Fight Back Against Grain Crops’ Slimiest Pest

Del Voight, a Penn State Extension educator, speaks about slugs at the Keystone Crops and Soils Conference.

GRANTVILLE, Pa. — Slug damage shows up as shredded leaves and reduced stands every year in Pennsylvania grain fields.

Now that many farmers leave a lot of residue in the fields, “we’re going to see more and more of this,” said Del Voight, a Penn State Extension educator.

Voight spoke about slug control at the Keystone Crops and Soils Conference on Tuesday at the Holiday Inn Harrisburg-Hershey.

The worst thing a farmer can do in a slug-plagued field is plant when the fields are wet and smeary.

The planter will leave a narrow trench that the slugs can chug right along, chewing on plants and potentially causing a complete crop failure, Voight said.

Slugs will take out the soybeans’ cotyledons, or seed leaves, which can lead to stunting.

“That translates to yield (loss) when they’re feeding on those cotyledons,” Voight said.

If the corn can get out of the ground, slug damage is not generally a big deal, he said.

In one field where slugs had attacked, the young corn was a leaf shorter than the corn in an adjacent field where slugs were not a problem. At the end of the year, though, “there was no difference in yield,” Voight said.

Slugs love residue, and they infested the field where the farmer had left the corn fodder on the field. He had baled the fodder off the field that escaped injury, Voight said.

Slugs are active on wet, calm nights down to 33 degrees F. At other times, they sneak into the soil as deep as 4 feet. “They don’t move over dry soil,” Voight said.

Juvenile slugs are hard to control but are particularly destructive to plants.

Farmers may be able to avoid young slugs by planting before or after the hatching period — typically the end of April and beginning of May, he said.

Some researchers are working a model that would tie slug hatching to growing degree days. “I think that would be useful,” Voight said.

To get the crop out of the ground faster, farmers can use row cleaners, and apply a starter or pop-up fertilizer.
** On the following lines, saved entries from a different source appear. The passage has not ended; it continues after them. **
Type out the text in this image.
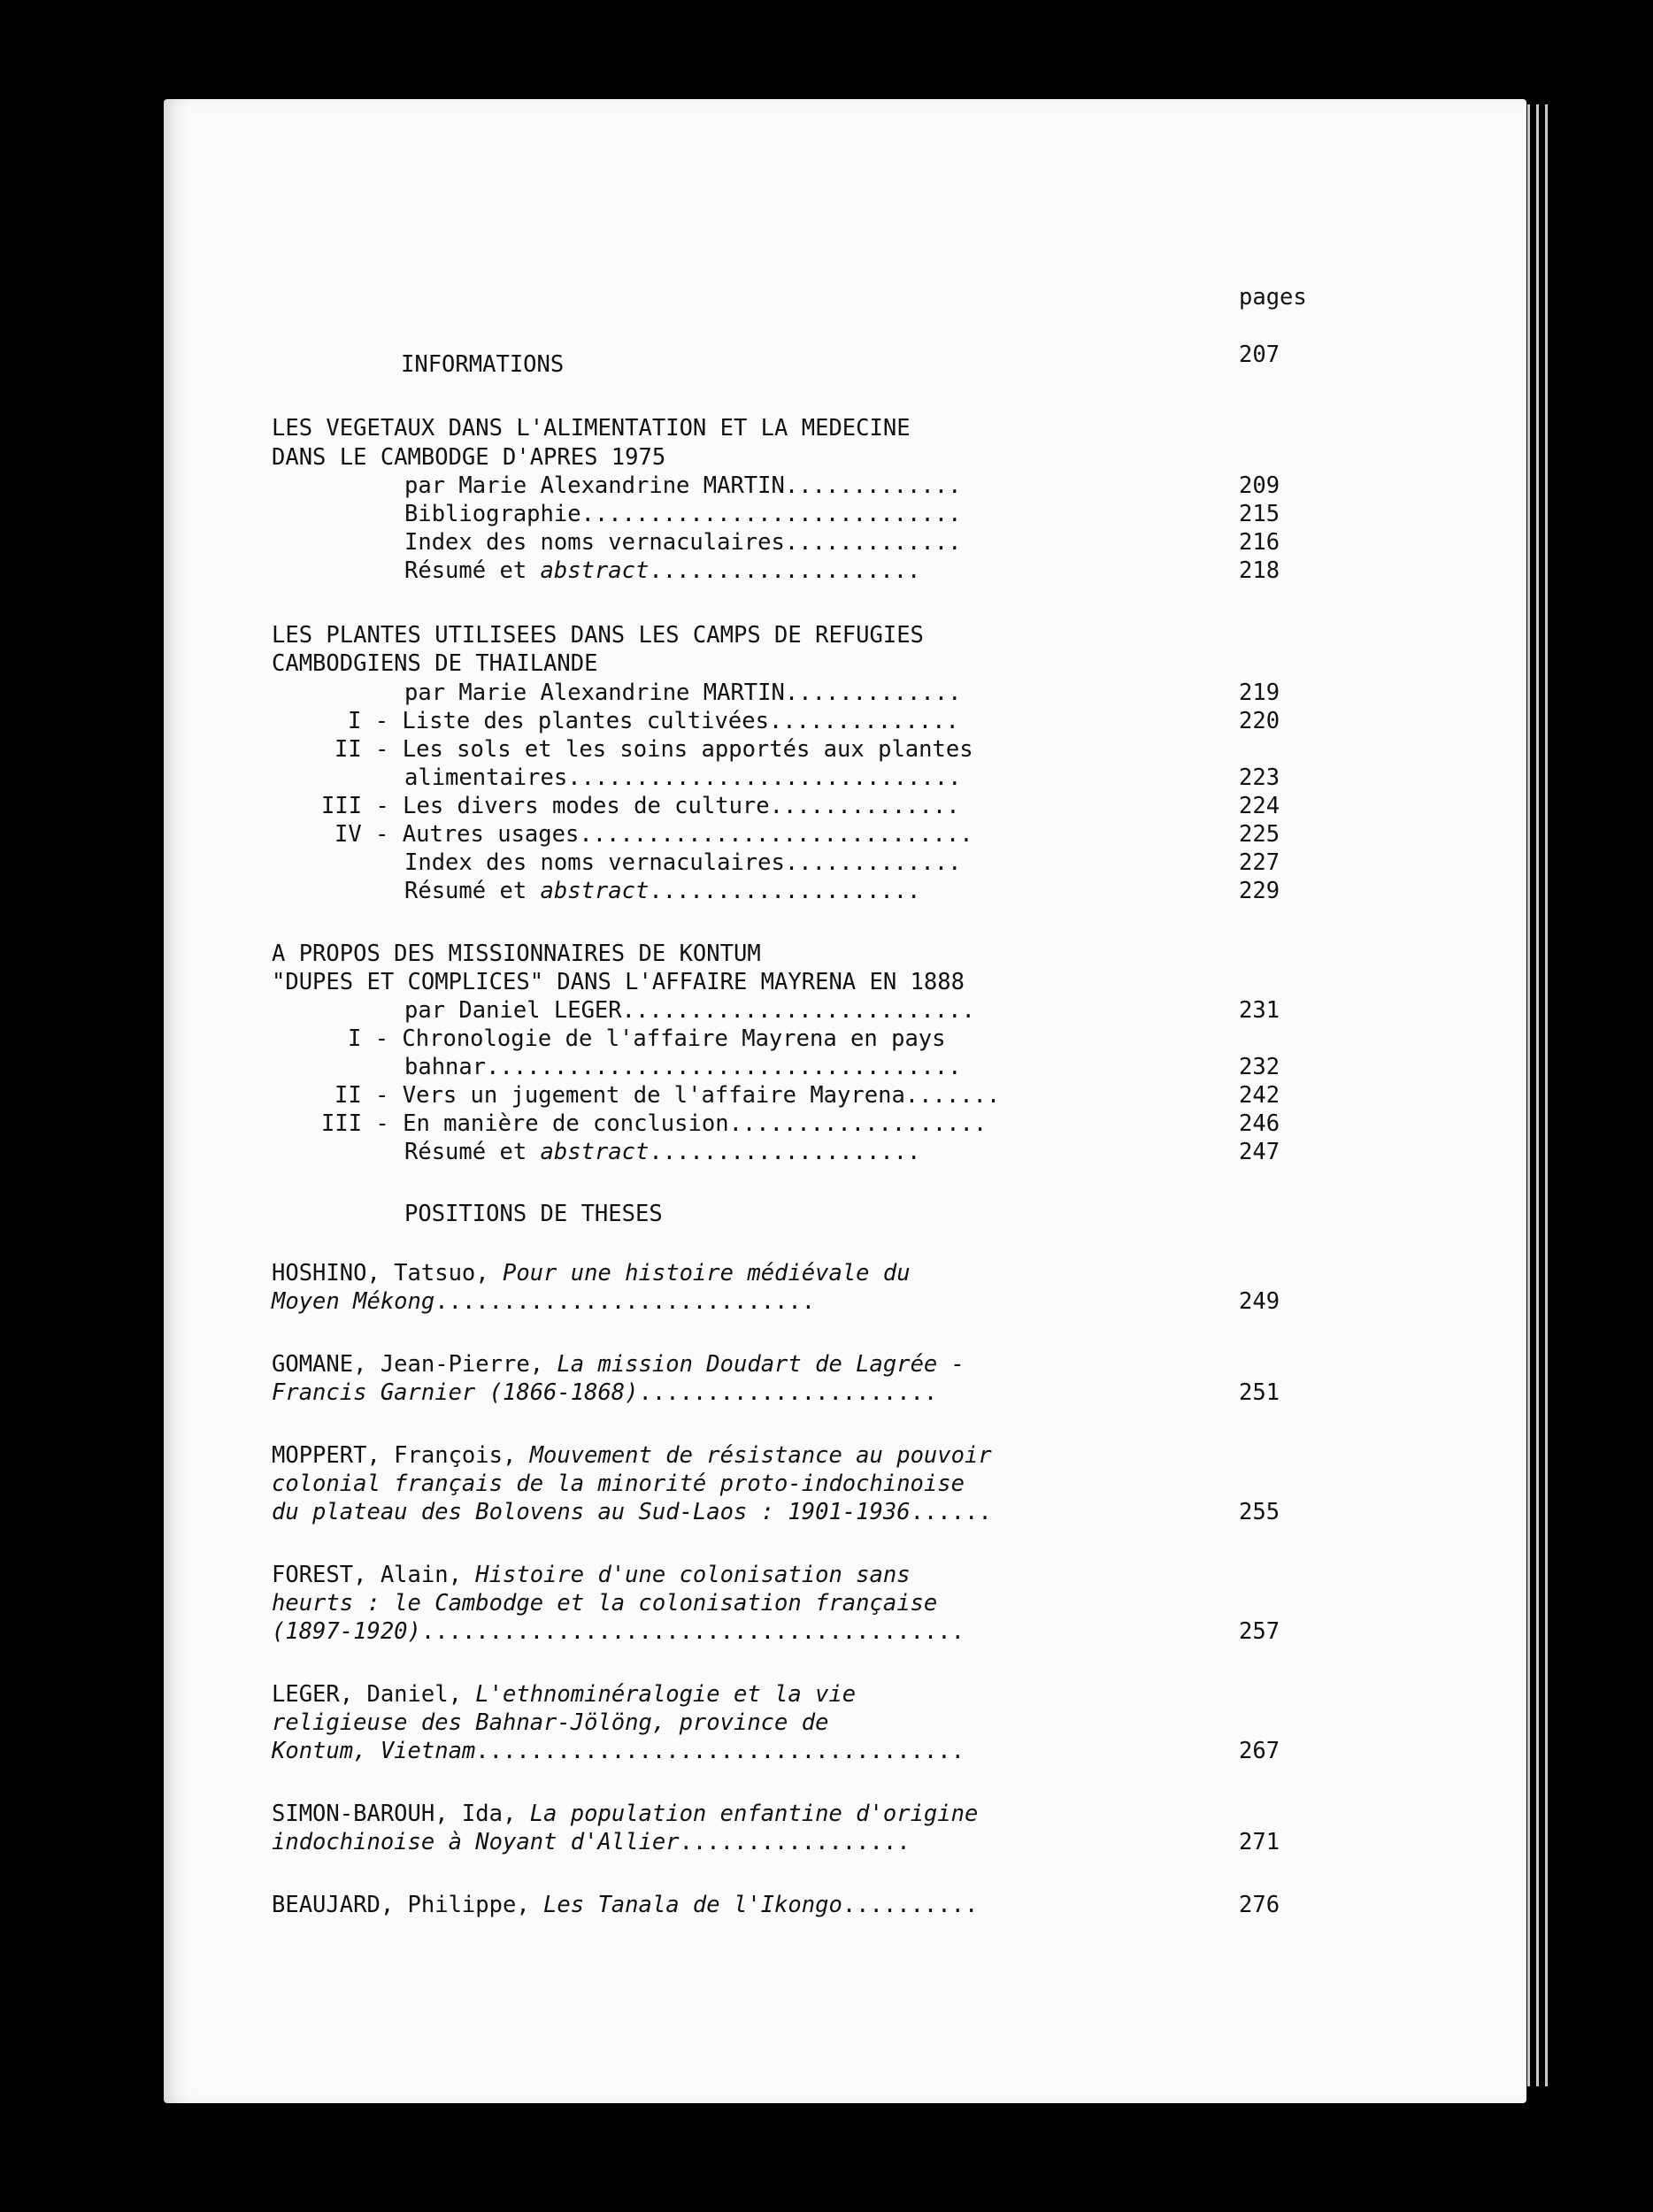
pages
INFORMATIONS	207
LES VEGETAUX DANS L'ALIMENTATION ET LA MEDECINE
DANS LE CAMBODGE D'APRES 1975
par Marie Alexandrine MARTIN.............	209
Bibliographie............................	215
Index des noms vernaculaires.............	216
Résumé et abstract....................	218
LES PLANTES UTILISEES DANS LES CAMPS DE REFUGIES
CAMBODGIENS DE THAILANDE
par Marie Alexandrine MARTIN.............	219
I - Liste des plantes cultivées..............	220
II - Les sols et les soins apportés aux plantes
alimentaires.............................	223
III - Les divers modes de culture..............	224
IV - Autres usages.............................	225
Index des noms vernaculaires.............	227
Résumé et abstract....................	229
A PROPOS DES MISSIONNAIRES DE KONTUM
"DUPES ET COMPLICES" DANS L'AFFAIRE MAYRENA EN 1888
par Daniel LEGER..........................	231
I - Chronologie de l'affaire Mayrena en pays
bahnar...................................	232
II - Vers un jugement de l'affaire Mayrena.......	242
III - En manière de conclusion...................	246
Résumé et abstract....................	247
POSITIONS DE THESES
HOSHINO, Tatsuo, Pour une histoire médiévale du
Moyen Mékong............................	249
GOMANE, Jean-Pierre, La mission Doudart de Lagrée -
Francis Garnier (1866-1868)......................	251
MOPPERT, François, Mouvement de résistance au pouvoir
colonial français de la minorité proto-indochinoise
du plateau des Bolovens au Sud-Laos : 1901-1936......	255
FOREST, Alain, Histoire d'une colonisation sans
heurts : le Cambodge et la colonisation française
(1897-1920)........................................	257
LEGER, Daniel, L'ethnominéralogie et la vie
religieuse des Bahnar-Jölöng, province de
Kontum, Vietnam....................................	267
SIMON-BAROUH, Ida, La population enfantine d'origine
indochinoise à Noyant d'Allier.................	271
BEAUJARD, Philippe, Les Tanala de l'Ikongo..........	276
Soybeans can also be planted shallowly, no more than an inch deep, he said.

Tillage controls slug populations by breaking up the mollusks’ soil cavities and exposing them to the elements. “On a windy day, you can desiccate them really quickly,” Voight said.

Tillage has fallen into disrepute, but farmers may be able to fight slugs by doing vertical tillage once a year, he said.

However the field is planted, farmers need to avoid sidewall compaction, he said.

If slugs become an issue during the season, farmers can spray UAN and Lannate.

The slugs need to be on the surface to be affected, so nighttime applications are likely to be most effective, Voight said.

Lannate usually provides only two to four days of control, he said.

Metaldehyde is another spray option. The product will dehydrate and kill slugs and snails, but is a low risk to beneficial organisms, Voight said.

Bait pellets are best applied after rain, irrigation or dew. They are ineffective in dry soil.

If the farmer finds new eggs after a bait treatment, a second treatment will be warranted in one to three weeks, Voight said.

For any slug treatment, it is best to treat the whole field, even if only part of it is infested.

Slugs can move 20-30 feet in a night, so they can easily flee to parts of the field that were not treated, he said.

In organic systems, biocontrol is the main strategy. Some companies supply beetles that prey on slugs, Voight said.

Salt, burnt lime and iron phosphate products are also OK for organic production, he said.

Cleaning machinery can reduce the chance of transporting slugs from field to field.

Slugs will cling to almost anything, and once they are in a field, “you’re not going to get rid of them,” Voight said.

Neonicotinoid seed treatments get into the mucus layer of slugs and can kill slug predators.

In fields where there is a severe slug issue, farmers may want to skip insecticide seed treatments until the predators come back, he said.

Planting into a living cover crop sounds like a good idea, as the slugs would theoretically focus on the cover crop.

Voight has found, though, that planting into lush vegetation can lead to hairpinning, where the trash is pushed into the furrow, reducing seed-soil contact.

Farmers will not be able to eradicate slugs from their fields, but they can keep the slimy menaces from causing economic damage, he said.